Толкание ядра происходило в центре большого овала. Спортсмены тоже были в коротких штанах, но босиком. Смотрелись они великолепно. Ядра весили до двадцати пяти фунтов. Иногда два вполовину меньшего веса ядра соединялись железным стержнем, и их бросали, а не толкали, как в Америке или в Европе.

Глядя на состязающихся, я заметил знакомую черную бороду и гладко расчесанные, с идеально прямым пробором посередине волосы. Это был Дон из Верхнего Доринга, которого я видел на перевале Лор. Остальные казались еще мощнее и больше, хотя и Дон был мужчина не из мелких. Но хотя Дон и выглядел не таким крупным, прекрасное сложение и идеальные пропорции в дополнение к поразительной ловкости и мастерству уже седьмой год подряд доставляли ему чемпионский титул. Я испытывал невольную гордость оттого, что знаком с таким обаятельным и выдающимся атлетом.

Шестнадцатого декабря из Биакры на «Св. Антонии» прибыл Дженнингс с грузом для «Плавучей выставки». Корабль, предназначавшийся для нее, стоял в доках Виндера, полностью укомплектованный провиантом, с капитаном и командой.

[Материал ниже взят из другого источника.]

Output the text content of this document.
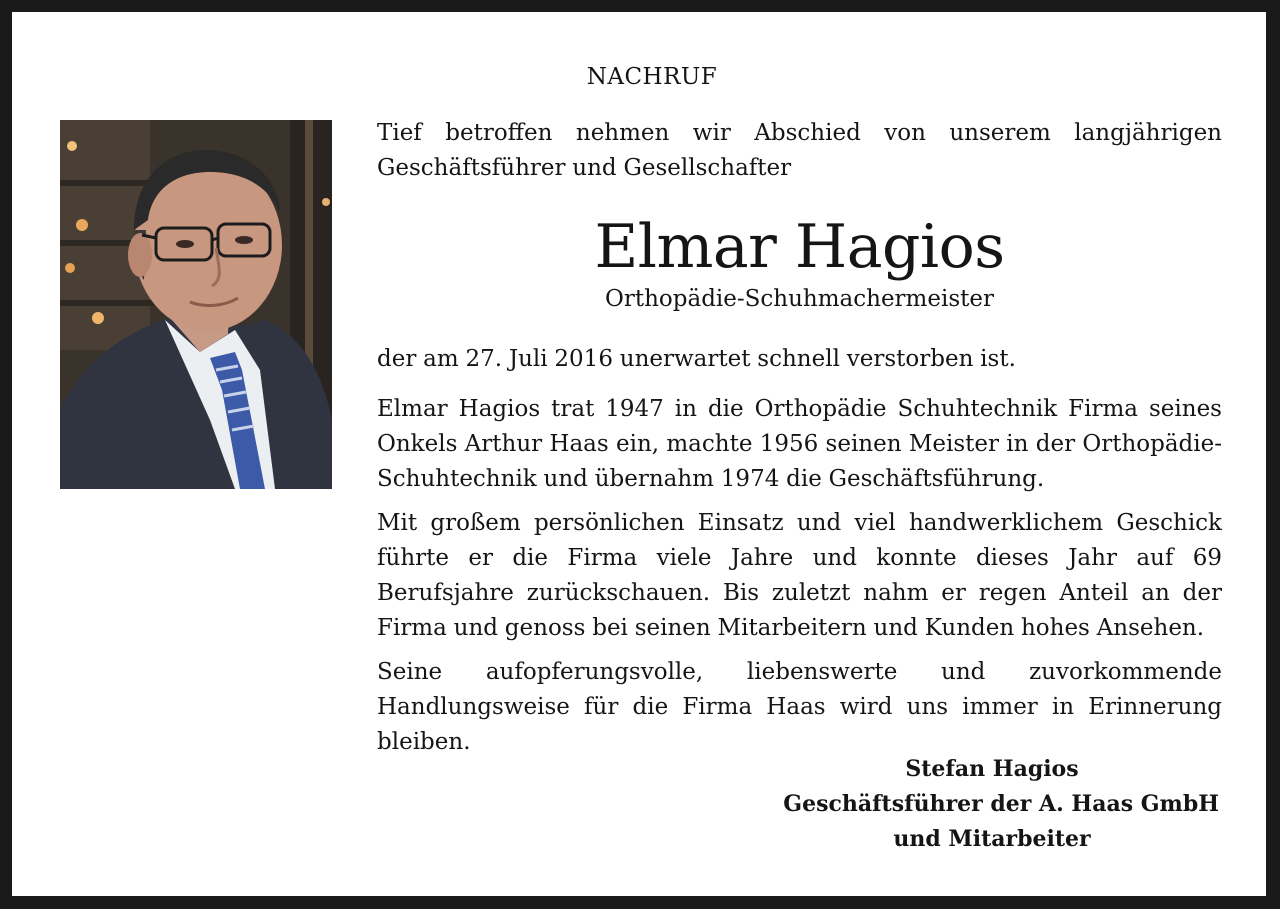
NACHRUF
Tief betroffen nehmen wir Abschied von unserem langjährigen Geschäftsführer und Gesellschafter
Elmar Hagios
Orthopädie-Schuhmachermeister
der am 27. Juli 2016 unerwartet schnell verstorben ist.
Elmar Hagios trat 1947 in die Orthopädie Schuhtechnik Firma seines Onkels Arthur Haas ein, machte 1956 seinen Meister in der Orthopädie-Schuhtechnik und übernahm 1974 die Geschäftsführung.
Mit großem persönlichen Einsatz und viel handwerklichem Geschick führte er die Firma viele Jahre und konnte dieses Jahr auf 69 Berufsjahre zurückschauen. Bis zuletzt nahm er regen Anteil an der Firma und genoss bei seinen Mitarbeitern und Kunden hohes Ansehen.
Seine aufopferungsvolle, liebenswerte und zuvorkommende Handlungsweise für die Firma Haas wird uns immer in Erinnerung bleiben.
Stefan Hagios
Geschäftsführer der A. Haas GmbH
und Mitarbeiter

Сам Дженнингс был полон сил, энергии и выглядел еще элегантнее, чем полгода назад. Вместе с ним приехал его помощник, Гарри Даунс, и оба так и рвались осмотреть корабль, называвшийся «Туз». Таможенный досмотр еще не успел подойти к концу, а они уже были на борту судна, а я, оставив их, поспешил наверх: начиналось очередное заседание Совета.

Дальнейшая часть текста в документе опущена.